Its opening bars are the most daring The Elvin Jones Project gets. “Earth Jones” has more in common with In A Silent Way-era fusion than it does hard bop, and Genovese’s electric piano tingles do more to please the ear than foreshadow the album. The band does a bang-up job of capturing the atmosphere of Jones’ 1982 recording (A UFO enters the picture, inhales something, and just hovers for nine minutes and 43 seconds). This mood isn’t recaptured until track four with Feinberg’s original “It Is Written”. Less harmonically vague and more reliant on a soft rhythm from Hart, the inspiration for this track is supposedly cribbed from the sessions that brought about Bill Frisell’s 2001 album with Holland and Jones. Considering a friend of mine said that Bill Frisell with Dave Holland and Elvin Jones was “trippy”, this feels appropriate. But just so you are aware of what you’re getting into, Alez Wintz plays more like Tal Farlow than Bill Frisell.

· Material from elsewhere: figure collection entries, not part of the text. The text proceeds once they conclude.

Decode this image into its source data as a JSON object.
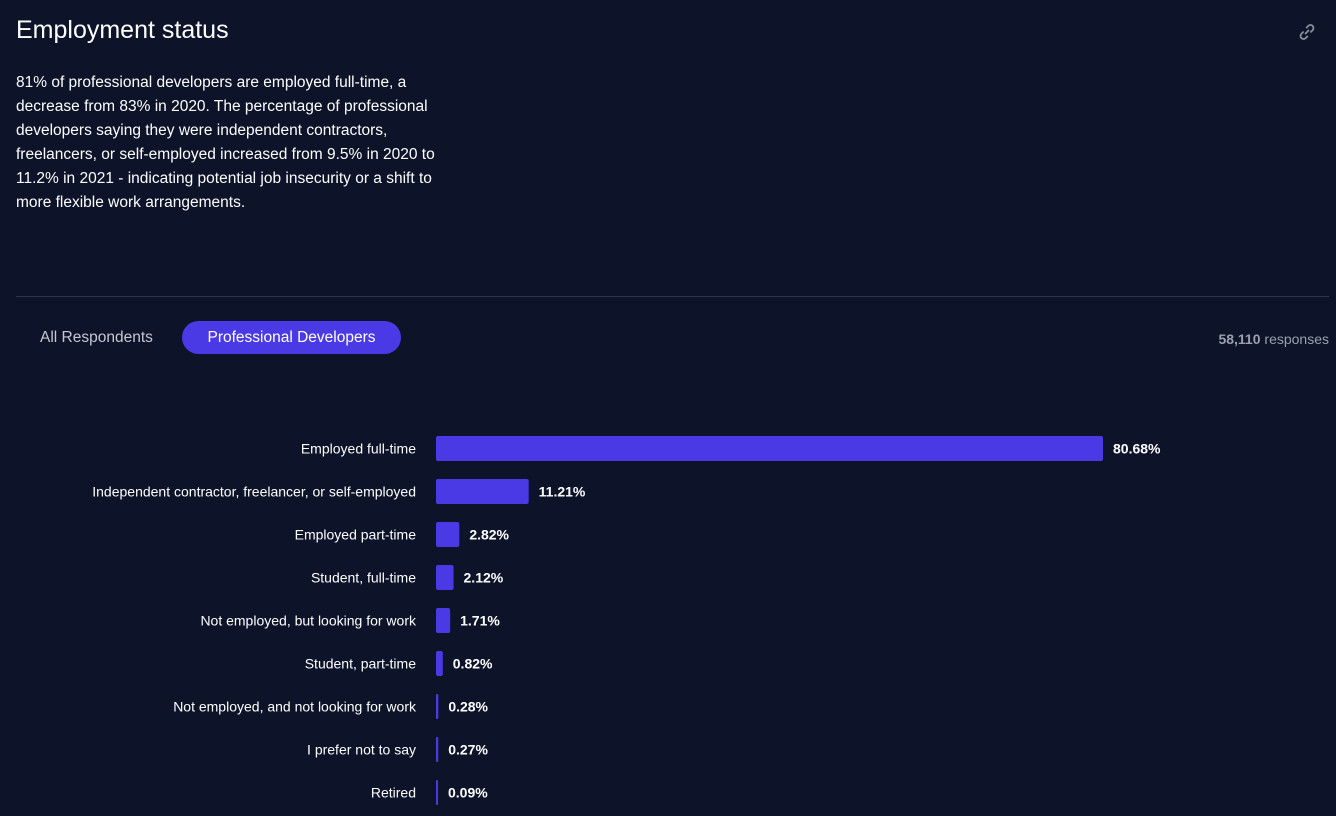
{
  "header": {
    "title": "Employment status",
    "description": "81% of professional developers are employed full-time, a decrease from 83% in 2020. The percentage of professional developers saying they were independent contractors, freelancers, or self-employed increased from 9.5% in 2020 to 11.2% in 2021 - indicating potential job insecurity or a shift to more flexible work arrangements.",
    "link_icon": "link-icon"
  },
  "tabs": [
    {
      "label": "All Respondents",
      "active": false
    },
    {
      "label": "Professional Developers",
      "active": true
    }
  ],
  "responses": {
    "count": "58,110",
    "label": "responses"
  },
  "colors": {
    "background": "#0d1328",
    "accent": "#4a3ae6",
    "divider": "#2e3550"
  },
  "chart_data": {
    "type": "bar",
    "orientation": "horizontal",
    "categories": [
      "Employed full-time",
      "Independent contractor, freelancer, or self-employed",
      "Employed part-time",
      "Student, full-time",
      "Not employed, but looking for work",
      "Student, part-time",
      "Not employed, and not looking for work",
      "I prefer not to say",
      "Retired"
    ],
    "values": [
      80.68,
      11.21,
      2.82,
      2.12,
      1.71,
      0.82,
      0.28,
      0.27,
      0.09
    ],
    "value_labels": [
      "80.68%",
      "11.21%",
      "2.82%",
      "2.12%",
      "1.71%",
      "0.82%",
      "0.28%",
      "0.27%",
      "0.09%"
    ],
    "color": "#4a3ae6",
    "grid": false
  }
}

The set is tightened up considerably by the other numbers like “The Unknighted Nations” by Frank Foster” and “Miles Mode” by John Coltrane. Garzone takes many wonderful solos, but they never threaten to make The Elvin Jones Project a sax-centric album. In fact (and predictably, I might add), it’s the rhythm sections that really shines here. Michael Feinberg and Bill Hart lock together like a nut and a bolt. Hart also gave Feinberg some encouraging words by saying that, had Elvin Jones been alive today, he would have enjoyed playing with him. This probably pleases Feinberg to no end.

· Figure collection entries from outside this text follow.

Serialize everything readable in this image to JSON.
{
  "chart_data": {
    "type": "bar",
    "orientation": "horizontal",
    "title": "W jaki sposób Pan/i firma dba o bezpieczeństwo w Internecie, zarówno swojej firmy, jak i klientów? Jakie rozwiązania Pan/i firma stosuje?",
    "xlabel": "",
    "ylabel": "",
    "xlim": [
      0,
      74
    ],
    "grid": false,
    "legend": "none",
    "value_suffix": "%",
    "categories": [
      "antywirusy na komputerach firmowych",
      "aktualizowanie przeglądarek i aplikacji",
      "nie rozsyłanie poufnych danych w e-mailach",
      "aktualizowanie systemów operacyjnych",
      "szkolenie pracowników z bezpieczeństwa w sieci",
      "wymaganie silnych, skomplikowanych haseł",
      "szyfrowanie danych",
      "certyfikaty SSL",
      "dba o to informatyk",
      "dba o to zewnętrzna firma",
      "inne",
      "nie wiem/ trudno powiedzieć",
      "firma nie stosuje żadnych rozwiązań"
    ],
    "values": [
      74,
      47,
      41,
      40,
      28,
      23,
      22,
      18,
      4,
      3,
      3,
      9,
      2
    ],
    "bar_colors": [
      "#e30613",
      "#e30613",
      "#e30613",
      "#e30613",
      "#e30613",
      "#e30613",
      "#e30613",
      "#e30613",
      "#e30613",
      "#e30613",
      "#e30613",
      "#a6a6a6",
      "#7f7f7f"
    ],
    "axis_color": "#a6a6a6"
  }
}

The Elvin Jones Project is fueled by a relaxed desire to play it like it is/was. No game changing, no idol worship, just imagining Jones in the room and letting things roll. When it comes to albums that pay tribute to a certain subject, they are considered successful if they encourage listeners to seek out the original recordings of that subject. Time will tell if this album actually accomplishes that. If it doesn’t, it’s certainly no fault of Feinberg’s.